- Education: Queen Mary University of London University College London
- Scientific career
- Workplaces: Queen Mary University of London
- Thesis: The contribution of structural components to tendon mechanics (2003)

= Hazel Screen =

British engineer

Hazel Screen is a British engineer, Head of the School of Engineering & Materials Science and a professor of Biomedical Engineering at Queen Mary University of London. Her research looks to understand the complex structure of biological tissues, with a particular focus on tissues and heart valves. She is a Fellow of the Institution of Mechanical Engineers.
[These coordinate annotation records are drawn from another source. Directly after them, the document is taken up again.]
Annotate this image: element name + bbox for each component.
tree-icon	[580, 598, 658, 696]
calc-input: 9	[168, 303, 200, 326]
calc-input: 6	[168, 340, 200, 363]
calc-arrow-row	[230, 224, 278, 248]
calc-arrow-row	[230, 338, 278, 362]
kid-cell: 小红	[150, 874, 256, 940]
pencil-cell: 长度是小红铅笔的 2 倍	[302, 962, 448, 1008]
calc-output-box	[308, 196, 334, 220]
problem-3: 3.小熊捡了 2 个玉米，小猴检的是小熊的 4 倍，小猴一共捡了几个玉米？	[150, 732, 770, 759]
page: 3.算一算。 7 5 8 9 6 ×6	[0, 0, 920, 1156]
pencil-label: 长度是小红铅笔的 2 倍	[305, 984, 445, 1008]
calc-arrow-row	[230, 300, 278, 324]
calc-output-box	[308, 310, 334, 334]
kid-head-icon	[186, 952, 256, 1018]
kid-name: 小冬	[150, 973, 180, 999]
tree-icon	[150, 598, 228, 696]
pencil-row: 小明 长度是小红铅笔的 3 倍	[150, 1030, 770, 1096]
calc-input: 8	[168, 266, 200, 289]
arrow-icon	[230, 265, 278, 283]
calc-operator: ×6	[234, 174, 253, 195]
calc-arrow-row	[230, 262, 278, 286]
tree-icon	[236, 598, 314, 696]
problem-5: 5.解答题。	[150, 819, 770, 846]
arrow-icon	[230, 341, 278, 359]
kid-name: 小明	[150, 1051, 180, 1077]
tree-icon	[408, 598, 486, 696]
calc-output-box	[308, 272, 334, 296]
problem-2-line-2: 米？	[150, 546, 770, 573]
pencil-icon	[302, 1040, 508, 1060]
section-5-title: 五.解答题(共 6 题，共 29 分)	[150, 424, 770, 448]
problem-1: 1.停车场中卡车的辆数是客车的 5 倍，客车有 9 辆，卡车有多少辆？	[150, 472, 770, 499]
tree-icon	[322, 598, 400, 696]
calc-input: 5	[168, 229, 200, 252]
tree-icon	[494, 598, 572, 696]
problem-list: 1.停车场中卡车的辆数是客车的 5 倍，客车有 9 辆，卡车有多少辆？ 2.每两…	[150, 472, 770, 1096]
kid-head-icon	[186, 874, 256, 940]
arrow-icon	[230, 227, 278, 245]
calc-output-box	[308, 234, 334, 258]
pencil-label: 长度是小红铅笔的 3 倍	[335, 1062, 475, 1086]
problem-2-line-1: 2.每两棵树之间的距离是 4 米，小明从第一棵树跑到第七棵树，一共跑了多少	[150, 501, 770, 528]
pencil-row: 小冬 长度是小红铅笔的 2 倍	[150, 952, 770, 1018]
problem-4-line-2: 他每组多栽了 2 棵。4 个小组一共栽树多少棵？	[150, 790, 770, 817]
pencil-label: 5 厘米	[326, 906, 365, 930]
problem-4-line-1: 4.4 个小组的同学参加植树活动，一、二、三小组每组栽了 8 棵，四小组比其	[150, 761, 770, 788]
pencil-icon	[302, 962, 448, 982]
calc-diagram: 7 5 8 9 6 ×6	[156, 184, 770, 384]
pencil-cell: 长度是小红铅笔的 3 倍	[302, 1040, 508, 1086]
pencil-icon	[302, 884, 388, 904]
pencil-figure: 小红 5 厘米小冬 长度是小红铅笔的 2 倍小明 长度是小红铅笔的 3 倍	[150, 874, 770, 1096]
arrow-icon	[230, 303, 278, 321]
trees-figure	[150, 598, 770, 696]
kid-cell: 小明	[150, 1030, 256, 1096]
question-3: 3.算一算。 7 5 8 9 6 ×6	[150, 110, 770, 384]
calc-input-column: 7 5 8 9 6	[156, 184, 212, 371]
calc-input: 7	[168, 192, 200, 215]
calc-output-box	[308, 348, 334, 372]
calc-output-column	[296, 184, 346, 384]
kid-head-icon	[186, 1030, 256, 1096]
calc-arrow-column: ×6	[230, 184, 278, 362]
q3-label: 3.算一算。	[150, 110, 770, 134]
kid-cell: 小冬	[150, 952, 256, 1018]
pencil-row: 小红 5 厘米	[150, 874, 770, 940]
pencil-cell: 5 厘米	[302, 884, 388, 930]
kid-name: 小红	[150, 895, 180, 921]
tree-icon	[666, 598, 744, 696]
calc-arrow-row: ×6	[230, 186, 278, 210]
== Early life and education ==
Screen was a student at University College London, where she completed her undergraduate and postgraduate degrees. She studied advanced instrumentation for a Master's research. She started her doctorate at Queen Mary University of London in 1999, and studied structure-function relationships in tendons. Screen remained at QMUL as a postdoctoral researcher.

== Research and career ==
In 2004 Screen was made a lecturer in Biomedical Engineering, where she was made Professor in 2015. Screen studies the mechanisms that underpin the structural integrity of soft biological tissue. She is particularly interested in tissues of the heart valve and tendon. At Queen Mary Screen leads the Tendon Research group. Tendons are fibrous tissues that connect muscles to bone, and their self-repair mechanisms become less efficient with ageing. Screen studies the interfascicular matrix of tendons and how it is impacted by ageing. She developed organ-on-a-chip technologies to recreate physiological processes, and test new treatments for tendon disease.

She serves as Director of the UK Organ-on-a-Chip Technologies Network and is Director of Queen Mary Centre for Predictive in vitro Models.